Aby suknia historyczna miała
zadowalający kształt, szyjemy odpowiednią bieliznę - gorsety, halki,
stelaże itd.; aby wyglądała dobrze, dobieramy stosowne dodatki,
pasmanterię, szyjemy ją z odpowiedniego materiału. Tych wszystkich
zabiegów nie widać, a jednak przekładają się one na ostateczny efekt. Z
makijażem do kostiumów jest tak samo.
Olga i ja w makijażach historycznych. Obok (z lewej) ryciny modowe z lat 30. XIX wieku (źródła 1, 2); z prawej: Maria Dietsch na portrecie J. K. Stielera, 1850 (źródło) i Nanette Heine na portrecie J. K. Stielera, 1829 (źródło) |
Jak
wyglądałaby suknia uszyta z elastycznej dzianiny, z plastikowymi
dżetami, założona na współczesną bieliznę? Do tego fryzura "weselna" i
ostry makijaż. Czy to ma coś wspólnego z wizerunkami kobiet na
portretach lub modowych rycinach? Nie? A co w takim razie powiecie na
suknię uszytą ze zgrzebnej bawełny w szarawych barwach, nałożoną na
bezkształtne halki? Do tego włosy ściągnięte w smutną kitkę, całkiem
rozpuszczone lub przykryte czepcem i zupełny brak makijażu. Zgodność
historyczna jest, ale czy taki ubiór ma coś wspólnego z ówczesną
estetyką?
K.Bryullov, Portret E. P. Bakunin, 1834 (źródło) i A. Brulloff, Portret Natalii Puszkin, 1831-1832 (źródło)

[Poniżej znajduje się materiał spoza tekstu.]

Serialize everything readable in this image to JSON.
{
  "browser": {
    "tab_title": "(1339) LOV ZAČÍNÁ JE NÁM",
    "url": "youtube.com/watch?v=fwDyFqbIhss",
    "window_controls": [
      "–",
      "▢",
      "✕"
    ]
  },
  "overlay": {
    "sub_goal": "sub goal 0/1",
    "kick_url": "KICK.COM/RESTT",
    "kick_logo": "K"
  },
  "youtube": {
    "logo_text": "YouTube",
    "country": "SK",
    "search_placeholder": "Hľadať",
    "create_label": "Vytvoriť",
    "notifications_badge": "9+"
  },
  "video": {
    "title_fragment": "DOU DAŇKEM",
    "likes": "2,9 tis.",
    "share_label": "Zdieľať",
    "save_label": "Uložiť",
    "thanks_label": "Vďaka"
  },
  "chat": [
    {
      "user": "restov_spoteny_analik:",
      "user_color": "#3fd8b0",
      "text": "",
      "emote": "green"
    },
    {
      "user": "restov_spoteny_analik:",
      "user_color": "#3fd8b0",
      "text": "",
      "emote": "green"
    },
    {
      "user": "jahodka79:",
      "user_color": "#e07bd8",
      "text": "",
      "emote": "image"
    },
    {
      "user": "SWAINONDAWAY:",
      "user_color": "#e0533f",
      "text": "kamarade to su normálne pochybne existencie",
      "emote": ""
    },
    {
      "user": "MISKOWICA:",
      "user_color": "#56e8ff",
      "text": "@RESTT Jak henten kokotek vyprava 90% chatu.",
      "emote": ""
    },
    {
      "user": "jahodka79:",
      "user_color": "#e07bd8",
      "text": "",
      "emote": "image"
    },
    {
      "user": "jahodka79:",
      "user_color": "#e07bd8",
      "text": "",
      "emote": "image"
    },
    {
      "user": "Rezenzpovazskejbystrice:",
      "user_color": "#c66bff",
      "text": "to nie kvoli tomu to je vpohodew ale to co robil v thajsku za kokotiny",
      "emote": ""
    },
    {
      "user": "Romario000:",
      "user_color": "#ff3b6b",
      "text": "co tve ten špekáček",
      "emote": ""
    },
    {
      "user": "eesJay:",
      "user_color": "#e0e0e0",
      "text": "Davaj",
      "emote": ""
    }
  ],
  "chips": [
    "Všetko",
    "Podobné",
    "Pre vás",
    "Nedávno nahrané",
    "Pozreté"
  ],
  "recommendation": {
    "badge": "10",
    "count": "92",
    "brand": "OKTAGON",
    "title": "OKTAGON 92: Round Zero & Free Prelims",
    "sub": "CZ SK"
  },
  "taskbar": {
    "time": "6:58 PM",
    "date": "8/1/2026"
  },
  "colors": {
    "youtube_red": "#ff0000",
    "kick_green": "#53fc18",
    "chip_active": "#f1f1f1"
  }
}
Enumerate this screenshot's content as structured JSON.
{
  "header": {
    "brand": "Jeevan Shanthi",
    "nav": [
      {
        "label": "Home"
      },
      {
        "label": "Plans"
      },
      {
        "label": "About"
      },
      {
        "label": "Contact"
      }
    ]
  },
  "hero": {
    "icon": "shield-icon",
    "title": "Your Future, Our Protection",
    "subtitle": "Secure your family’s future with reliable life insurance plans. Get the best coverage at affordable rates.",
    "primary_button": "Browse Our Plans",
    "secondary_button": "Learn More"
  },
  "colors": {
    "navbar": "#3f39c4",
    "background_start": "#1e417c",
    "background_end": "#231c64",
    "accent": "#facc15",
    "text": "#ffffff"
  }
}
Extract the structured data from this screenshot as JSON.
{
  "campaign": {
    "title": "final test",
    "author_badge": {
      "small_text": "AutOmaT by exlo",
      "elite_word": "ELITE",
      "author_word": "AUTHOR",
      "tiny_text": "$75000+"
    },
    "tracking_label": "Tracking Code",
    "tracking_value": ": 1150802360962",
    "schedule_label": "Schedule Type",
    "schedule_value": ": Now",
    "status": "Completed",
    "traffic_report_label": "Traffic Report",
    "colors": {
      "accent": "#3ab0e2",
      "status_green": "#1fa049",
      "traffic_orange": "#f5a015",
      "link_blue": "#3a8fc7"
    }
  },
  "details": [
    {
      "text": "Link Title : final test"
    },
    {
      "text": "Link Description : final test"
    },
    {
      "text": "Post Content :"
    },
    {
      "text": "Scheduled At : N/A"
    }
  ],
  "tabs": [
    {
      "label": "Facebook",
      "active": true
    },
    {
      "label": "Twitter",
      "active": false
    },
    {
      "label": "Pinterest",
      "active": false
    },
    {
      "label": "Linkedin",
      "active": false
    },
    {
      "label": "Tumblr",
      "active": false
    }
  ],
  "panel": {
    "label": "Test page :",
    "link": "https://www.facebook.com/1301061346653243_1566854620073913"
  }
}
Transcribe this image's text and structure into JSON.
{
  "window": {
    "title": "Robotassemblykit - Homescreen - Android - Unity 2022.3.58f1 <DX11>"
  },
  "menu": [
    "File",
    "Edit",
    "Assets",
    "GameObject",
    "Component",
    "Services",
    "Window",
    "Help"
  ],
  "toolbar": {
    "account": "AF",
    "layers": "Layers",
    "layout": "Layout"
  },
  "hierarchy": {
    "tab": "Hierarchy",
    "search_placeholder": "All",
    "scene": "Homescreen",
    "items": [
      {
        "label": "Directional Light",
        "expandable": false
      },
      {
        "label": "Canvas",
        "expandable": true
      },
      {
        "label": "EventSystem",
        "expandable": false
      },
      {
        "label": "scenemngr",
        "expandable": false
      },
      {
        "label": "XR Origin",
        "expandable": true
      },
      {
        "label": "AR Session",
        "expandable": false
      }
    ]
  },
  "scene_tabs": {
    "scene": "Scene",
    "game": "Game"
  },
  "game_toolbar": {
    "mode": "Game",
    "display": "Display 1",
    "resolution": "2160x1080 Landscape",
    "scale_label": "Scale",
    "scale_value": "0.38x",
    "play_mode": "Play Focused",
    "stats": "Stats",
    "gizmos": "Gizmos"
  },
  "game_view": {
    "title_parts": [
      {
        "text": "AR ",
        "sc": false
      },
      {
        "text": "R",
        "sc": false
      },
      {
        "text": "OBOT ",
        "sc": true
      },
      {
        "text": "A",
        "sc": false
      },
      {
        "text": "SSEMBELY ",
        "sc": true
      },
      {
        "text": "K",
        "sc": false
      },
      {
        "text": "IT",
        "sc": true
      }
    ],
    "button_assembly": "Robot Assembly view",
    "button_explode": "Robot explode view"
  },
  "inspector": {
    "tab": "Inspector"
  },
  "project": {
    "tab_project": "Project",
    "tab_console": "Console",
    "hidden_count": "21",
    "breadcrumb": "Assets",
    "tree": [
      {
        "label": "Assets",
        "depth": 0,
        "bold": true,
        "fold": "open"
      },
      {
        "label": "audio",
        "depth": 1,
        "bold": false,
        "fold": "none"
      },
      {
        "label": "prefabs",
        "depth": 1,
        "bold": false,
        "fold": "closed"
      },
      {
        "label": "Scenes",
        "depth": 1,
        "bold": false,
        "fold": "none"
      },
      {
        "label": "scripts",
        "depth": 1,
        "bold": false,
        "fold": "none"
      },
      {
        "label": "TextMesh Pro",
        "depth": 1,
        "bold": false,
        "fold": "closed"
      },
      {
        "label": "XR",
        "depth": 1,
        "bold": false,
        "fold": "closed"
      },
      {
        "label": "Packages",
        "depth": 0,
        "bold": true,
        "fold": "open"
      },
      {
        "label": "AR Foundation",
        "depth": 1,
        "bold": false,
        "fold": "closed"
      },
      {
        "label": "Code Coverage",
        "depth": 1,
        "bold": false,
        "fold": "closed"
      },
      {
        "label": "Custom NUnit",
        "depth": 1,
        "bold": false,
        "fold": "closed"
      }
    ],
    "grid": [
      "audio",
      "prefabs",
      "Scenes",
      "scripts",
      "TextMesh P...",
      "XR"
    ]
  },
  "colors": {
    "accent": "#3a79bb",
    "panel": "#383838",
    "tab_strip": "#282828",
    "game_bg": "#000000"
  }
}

Wszystko zależy od tego, jak postrzegamy historię i na czym nam zależy. Przyznam się Wam, że bardzo długo szukałam odpowiadającego mi podejścia do odtwarzania historii, a droga była i nadal jest długa i kamienista :) Niemniej jednak doszłam do tego, że aby efekt był "jak z epoki" należy stosować się do obowiązującej w tej epoce estetyki. I o ile w strojach i uczesaniach nie ma takiego problemu, bo są liczne źródła i opracowania naukowe, po które wystarczy sięgnąć, tak w przypadku makijażu jest zupełnie inaczej. Zawsze bolało mnie, że w XIX wieku łączyły się z nim negatywne skojarzenia i stereotypy, zabraniające ówczesnym kobietom sięgać po różne upiększacze (po które jednak i tak czasem ukradkiem sięgały), a jednocześnie wymagano, by cera była idealna, oczy duże i wyraziste, usta symetrycznie wykrojone i naturalnie różowe oraz zaróżowione policzki. Dziewiętnastowieczne kobiety miały więc do czynienia z sytuacją nierozstrzygalną, a presja otoczenia i surowość własnych sądów stawały się dla nich przyczyną samoudręczenia i melancholii (chyba, że któraś akurat miała szczęście i wpasowała się urodę w obowiązujące wytyczne piękna).
To
jest oczywiście temat na osobny wpis, który mam w planach, a dzisiaj
opowiem o tym, jak współczesnym makijażem naśladować urodę bohaterek
historycznych portretów.
Pomalowana przeze mnie Marylou i Eugenia Hortensja Augusta Napoleon de Beauharnais na portrecie J. K. Stielera, 1826 (źródło) |
Najlepiej
podejrzeć pracę profesjonalistów, zajmujących się makijażem w filmach
kostiumowych. Grające w nich aktorki zawsze wyglądają pięknie, a
jednocześnie oko widza nie jest w stanie dostrzec wielu warstw makijażu
na ich twarzach. Za każdym razem, gdy bohaterka filmu wyglądała "jak z
obrazu", zatrzymywałam film i przyglądałam się jej twarzy, próbując
przeanalizować, jak ją pomalowano, jakich kolorów użyto, jaką formułę i
wykończenie mogą mieć zastosowane kosmetyki gdzie je nałożono i w jaki
sposób. Tym samym nauczyłam się malować tak, aby oszukiwać naturę,
upodabniając się nieco do kobiet z portretów z tej samej epoki, w którą
celowałam ze strojem i uczesaniem.
Malując dziewczyny na bal, wiedziałam już, że nie istnieje jeden dobry model makijażu "historycznego". Co prawda istnieją ogólne wytyczne, do których dobrze jest się stosować, jednak tak naprawdę to, gdzie położymy jaki kolor i w jaki sposób to zrobimy, zależy od cech indywidualnych takich, jak układ kości twarzy, wielkość i kształt oczu i ust oraz karnacja, rodzaj cery, grubość skóry itd. Nasycenie makijażu zależy również od tego, czy będziemy nosić go w dzień w świetle jasnym (latem) albo szarawym (zimą), czy też w nocy w świetle świec lub żarówek. Najważniejsze jest jednak to, by osoba pomalowana dobrze się w nim czuła, dlatego część makijaży wykonywałam moimi kosmetykami, a część tymi, które dziewczyny przyniosły ze sobą. Bo idealnie dobrane kolory nie sprawdzą się, jeśli pomalowana dziewczyna z zasady ich nie lubi i po prostu źle się czuje w takich barwach.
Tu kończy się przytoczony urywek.